The Carnegie Mellon Governance of Enterprise Security: CyLab 2012 Report is the first survey to examine how corporate boards and executives are managing cyber risks across geographical regions and by various industry sectors.
Sponsored by RSA, The Security Division of EMC, this is the third report conducted by CyLab Adjunct Distinguished Fellow Jody Westby. The report examines responses to a survey of senior executives and corporate board members from the Forbes Global 2000 list. The report reveals that corporate boards and executives are taking risk management seriously but there is still a gap in understanding the link between information technology (IT) risks and enterprise risk management. This gap indicates that boards have a lack of understanding of how all business operations are supported by computer systems and digital data and how risks in these areas can undermine operations. Less than two-thirds of the respondents' organizations have full-time personnel in key roles for privacy and security (CISO/CSO, CPO, CRO) in a manner that is consistent with internationally accepted best practices and standards. The degree to which these roles are filled varies by industry and region.
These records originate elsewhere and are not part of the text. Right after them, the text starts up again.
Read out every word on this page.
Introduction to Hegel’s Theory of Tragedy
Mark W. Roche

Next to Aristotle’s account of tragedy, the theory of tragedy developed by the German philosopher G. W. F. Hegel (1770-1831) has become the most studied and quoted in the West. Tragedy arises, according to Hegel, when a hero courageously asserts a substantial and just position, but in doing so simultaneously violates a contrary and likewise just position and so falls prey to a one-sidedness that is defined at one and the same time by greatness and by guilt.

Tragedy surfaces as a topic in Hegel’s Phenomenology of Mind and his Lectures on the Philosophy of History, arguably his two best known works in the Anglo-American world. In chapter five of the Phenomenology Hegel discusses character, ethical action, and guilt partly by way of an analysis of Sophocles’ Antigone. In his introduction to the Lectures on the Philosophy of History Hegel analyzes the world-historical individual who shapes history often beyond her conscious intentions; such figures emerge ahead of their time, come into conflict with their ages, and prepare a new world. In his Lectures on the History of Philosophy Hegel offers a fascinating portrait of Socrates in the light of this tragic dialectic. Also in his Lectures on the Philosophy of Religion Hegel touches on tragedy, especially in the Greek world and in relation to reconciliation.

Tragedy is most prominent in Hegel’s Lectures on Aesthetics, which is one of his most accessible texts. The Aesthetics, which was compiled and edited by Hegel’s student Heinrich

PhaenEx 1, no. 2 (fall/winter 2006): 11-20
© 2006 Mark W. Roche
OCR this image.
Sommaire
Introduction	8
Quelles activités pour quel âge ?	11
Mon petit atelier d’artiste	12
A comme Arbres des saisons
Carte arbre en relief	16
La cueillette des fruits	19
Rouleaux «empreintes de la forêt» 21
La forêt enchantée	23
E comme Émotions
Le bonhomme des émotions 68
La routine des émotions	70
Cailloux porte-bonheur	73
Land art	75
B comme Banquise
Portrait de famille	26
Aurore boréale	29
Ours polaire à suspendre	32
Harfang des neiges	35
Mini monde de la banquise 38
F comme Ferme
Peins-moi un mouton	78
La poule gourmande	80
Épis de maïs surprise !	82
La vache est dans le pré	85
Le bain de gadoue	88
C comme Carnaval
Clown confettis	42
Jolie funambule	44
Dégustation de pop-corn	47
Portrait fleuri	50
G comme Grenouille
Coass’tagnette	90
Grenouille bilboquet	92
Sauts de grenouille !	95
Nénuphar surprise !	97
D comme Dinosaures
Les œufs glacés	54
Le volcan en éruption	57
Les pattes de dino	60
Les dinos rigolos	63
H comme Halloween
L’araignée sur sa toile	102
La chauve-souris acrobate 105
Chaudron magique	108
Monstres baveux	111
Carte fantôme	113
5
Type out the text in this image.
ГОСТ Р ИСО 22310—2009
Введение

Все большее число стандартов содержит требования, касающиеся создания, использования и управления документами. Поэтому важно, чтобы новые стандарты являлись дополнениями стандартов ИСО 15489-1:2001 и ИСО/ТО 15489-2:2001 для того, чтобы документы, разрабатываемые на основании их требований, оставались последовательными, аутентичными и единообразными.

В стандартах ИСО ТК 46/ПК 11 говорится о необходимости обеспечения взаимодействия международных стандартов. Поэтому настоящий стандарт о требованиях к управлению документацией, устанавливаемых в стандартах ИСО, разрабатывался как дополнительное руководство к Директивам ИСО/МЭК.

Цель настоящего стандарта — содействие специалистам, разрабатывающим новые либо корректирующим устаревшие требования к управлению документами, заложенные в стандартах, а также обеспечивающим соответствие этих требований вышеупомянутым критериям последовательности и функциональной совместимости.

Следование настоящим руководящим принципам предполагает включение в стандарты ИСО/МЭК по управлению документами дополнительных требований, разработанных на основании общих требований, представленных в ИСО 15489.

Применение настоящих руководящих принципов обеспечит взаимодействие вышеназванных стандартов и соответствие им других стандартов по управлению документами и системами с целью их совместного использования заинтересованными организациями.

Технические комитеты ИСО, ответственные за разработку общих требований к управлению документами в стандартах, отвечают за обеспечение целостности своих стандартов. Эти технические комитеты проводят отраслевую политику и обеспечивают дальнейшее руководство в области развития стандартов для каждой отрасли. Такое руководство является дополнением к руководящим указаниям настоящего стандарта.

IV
Survey results in the report confirms the belief among security experts that, overall, the financial sector has better security and governance practices than other industry sectors. The financial sector shows the greatest degree of board attention to critical issues related to cyber risk management, while the energy/utilities and industrials sectors reveal a lack of board attention to critical issues such as vendor management, computer and information security and IT operations. The energy/utilities respondents also rank next to last in establishing necessary segregation of duties between board Risk Committees and Audit Committees.
More than half, 57 percent, of respondents are not analyzing the adequacy of cyber insurance coverage or undertaking key activities related to cyber-risk management to help them manage reputational and financial risks associated with the theft of confidential and proprietary data and security breaches. Although boards across geographical regions are consistent in not reviewing cyber-insurance coverage, a very high percentage of respondents from critical-infrastructure sectors, such as the energy/utilities and IT/telecom sectors, indicate that close to 80 percent of their boards of directors do not review insurance for cyber-related risks.
Although Europe leads globally in privacy regulations and enforcement, only 3 percent of the respondents indicate that their organizations have CPOs. The U.S. generally believes it is the global leader in security, but the survey results indicate that North American boards lag behind European and Asian boards in undertaking key activities associated with privacy and security governance such as regular reviews involving annual budgets, roles and responsibilities, and top-level policies.